月刚刚一回復他,小傢伙就说了好多好多话,把他的疑惑全都告诉了月。
月沉默一会儿,並没有像之前那样体贴的安慰他。
而是说:
“他们不都是这样么?大人们在你有价值的时候便会利用你。没有价值了就会拋弃。说什么关心你,都是满口谎言。”
“不管是谁都不能免俗,哪怕是温斯顿。他们都只喜欢利益,只喜欢听话的棋子。”
“他们最爱的只有自己。”
“乌菟,你太天真了,世界上哪有什么永远。”
小傢伙看见月所说的话,头一次不再像之前那样无动於衷,而是努力反击:
“才不是的!爸爸说了只爱我一个小孩的!!!他不会再有其他的小朋友,不会照顾其他的孩子……”
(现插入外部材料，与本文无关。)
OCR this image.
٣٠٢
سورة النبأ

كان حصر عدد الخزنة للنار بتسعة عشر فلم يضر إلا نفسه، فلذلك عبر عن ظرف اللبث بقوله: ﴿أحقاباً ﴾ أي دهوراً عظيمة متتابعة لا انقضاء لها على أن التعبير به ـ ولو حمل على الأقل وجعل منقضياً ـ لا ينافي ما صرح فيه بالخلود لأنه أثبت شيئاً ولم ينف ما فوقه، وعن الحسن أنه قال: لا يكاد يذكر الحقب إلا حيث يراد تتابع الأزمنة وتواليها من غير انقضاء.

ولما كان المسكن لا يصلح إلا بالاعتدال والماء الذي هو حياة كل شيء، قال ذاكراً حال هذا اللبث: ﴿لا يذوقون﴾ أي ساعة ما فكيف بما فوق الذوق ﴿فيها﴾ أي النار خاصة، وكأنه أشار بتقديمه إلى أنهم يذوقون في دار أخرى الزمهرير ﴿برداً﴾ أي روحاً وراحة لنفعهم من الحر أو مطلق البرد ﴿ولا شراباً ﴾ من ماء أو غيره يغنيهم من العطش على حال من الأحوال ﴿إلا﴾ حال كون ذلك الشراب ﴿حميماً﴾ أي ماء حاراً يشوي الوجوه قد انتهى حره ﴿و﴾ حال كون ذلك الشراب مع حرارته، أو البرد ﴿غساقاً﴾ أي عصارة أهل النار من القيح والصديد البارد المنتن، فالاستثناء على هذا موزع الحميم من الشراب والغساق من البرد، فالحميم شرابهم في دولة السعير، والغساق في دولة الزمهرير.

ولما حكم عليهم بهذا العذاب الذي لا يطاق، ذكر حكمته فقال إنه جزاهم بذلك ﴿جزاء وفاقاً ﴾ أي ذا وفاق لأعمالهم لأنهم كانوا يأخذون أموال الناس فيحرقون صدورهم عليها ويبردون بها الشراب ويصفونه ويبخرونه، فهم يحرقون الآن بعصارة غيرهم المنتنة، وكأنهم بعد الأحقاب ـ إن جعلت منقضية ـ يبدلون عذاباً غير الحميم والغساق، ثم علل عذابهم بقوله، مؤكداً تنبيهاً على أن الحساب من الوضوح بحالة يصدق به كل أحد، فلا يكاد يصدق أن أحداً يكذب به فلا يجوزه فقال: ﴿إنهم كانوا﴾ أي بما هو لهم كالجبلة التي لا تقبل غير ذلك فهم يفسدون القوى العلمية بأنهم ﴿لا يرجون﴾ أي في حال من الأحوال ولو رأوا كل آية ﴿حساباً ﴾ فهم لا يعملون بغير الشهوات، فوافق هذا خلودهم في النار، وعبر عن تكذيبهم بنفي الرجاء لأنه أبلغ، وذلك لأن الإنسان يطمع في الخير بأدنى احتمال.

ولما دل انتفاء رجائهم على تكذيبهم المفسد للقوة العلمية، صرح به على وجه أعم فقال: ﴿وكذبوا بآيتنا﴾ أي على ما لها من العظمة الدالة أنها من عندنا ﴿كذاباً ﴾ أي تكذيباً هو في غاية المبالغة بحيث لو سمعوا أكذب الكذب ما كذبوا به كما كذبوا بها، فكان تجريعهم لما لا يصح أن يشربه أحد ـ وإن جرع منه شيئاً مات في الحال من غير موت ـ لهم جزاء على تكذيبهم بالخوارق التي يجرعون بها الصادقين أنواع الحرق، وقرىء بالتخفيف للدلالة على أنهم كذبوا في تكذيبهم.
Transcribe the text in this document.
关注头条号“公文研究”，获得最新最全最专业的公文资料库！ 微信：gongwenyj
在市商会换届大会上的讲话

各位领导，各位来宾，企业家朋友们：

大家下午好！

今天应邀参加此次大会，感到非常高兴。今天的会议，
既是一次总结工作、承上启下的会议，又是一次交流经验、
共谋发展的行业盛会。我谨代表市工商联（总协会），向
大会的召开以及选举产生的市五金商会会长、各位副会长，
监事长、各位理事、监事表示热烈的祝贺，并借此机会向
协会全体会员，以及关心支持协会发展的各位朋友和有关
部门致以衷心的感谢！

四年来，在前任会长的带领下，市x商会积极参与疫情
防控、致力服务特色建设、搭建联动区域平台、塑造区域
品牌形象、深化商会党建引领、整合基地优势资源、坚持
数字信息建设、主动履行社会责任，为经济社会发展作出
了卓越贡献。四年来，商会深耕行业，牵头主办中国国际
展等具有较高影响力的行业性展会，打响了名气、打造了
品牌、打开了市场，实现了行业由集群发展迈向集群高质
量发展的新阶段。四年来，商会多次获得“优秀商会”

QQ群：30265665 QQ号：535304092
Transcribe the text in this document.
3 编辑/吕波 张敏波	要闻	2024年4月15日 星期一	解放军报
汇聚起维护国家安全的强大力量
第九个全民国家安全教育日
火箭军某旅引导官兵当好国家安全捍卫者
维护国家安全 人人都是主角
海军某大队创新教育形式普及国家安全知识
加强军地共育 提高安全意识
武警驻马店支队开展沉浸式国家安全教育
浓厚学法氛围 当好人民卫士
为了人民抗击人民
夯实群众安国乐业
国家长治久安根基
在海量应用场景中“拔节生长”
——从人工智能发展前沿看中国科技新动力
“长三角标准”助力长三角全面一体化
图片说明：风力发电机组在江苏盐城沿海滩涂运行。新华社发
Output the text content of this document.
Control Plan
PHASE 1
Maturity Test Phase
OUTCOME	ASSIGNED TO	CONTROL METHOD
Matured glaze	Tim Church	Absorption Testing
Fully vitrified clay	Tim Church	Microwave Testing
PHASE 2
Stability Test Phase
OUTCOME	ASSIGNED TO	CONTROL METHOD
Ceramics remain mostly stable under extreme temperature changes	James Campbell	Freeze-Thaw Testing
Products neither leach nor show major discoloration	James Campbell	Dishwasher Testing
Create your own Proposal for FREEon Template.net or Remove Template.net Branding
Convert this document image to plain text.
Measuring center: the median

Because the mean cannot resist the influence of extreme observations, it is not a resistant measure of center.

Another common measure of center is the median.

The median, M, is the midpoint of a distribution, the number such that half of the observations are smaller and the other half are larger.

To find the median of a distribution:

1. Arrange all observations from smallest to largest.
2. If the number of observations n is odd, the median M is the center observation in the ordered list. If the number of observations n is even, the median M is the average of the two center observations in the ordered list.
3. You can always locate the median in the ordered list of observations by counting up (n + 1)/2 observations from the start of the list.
乌菟被愤怒冲昏了大脑,拼命地解释,但是等消息发送的时候,却后知后觉,自己真的动摇了。
他愣愣看著自己说的话,字里行间明明全是恐惧。
乌菟在恐惧这些也许会发生的事实。
他发现自己的手在抖,抖到拿不稳手机,掉在了地上。
那声闷响引起了楼下的人的注意。
正在和温斯顿交谈的人立刻警惕:“谁?谁在偷听?!”
小傢伙从角落站起来,温斯顿当然一眼就看到了他的宝贝。
可是乌菟没说任何话,只是转头回了房间。
他不知道爸爸是怎么处理那个小孩的,只是过了一会儿之后,温斯顿就上楼来敲他的门了。
小傢伙不想开门。
他只觉得现在在哪里都不安全,爸爸也会拋弃他,没有人可以接纳他。
小傢伙茫然地在房间里转了两圈,害怕自己藏在被子里会被发现,所以他选中了角落的衣柜。
他拉开衣柜门,钻了进去。
在密闭的,只有木质香的衣柜里,小傢伙不得不本能地寻找熟悉的气息。
直到他摸到了一件衬衫。
一件他从温斯顿房间里偷偷藏起来的衬衫。
儘管小傢伙觉得不安,觉得害怕,可是……
可是他唯一能够依靠的,也只有温斯顿。
他的唯一本能,正让他矛盾地渴求来自爸爸的气息。
想要寻求,唯一能给他安抚的气息。
小傢伙抱紧那件,他偷来的衬衫,蜷缩在衣柜的狭小空间里。
这样封闭的空间让他终於冷静了下来。
外面温斯顿的敲门声也停止了。
小傢伙鬆了口气。
而温斯顿站在门外,也同样无比焦灼。
他不知道自己该怎么办。
他立刻打电话諮询乌菟的心理医生,心理医生告诉他,也要適当地给乌菟留一点缓解的空间。
等小傢伙把情绪发泄出来之后,再去好好解释。
温斯顿便只能移动脚步,回到了书房。
小傢伙也不知道蜷缩了多久,他还是担心万一温斯顿破门而入,进来对他说那些他害怕的话,要把他赶走,他该怎么办。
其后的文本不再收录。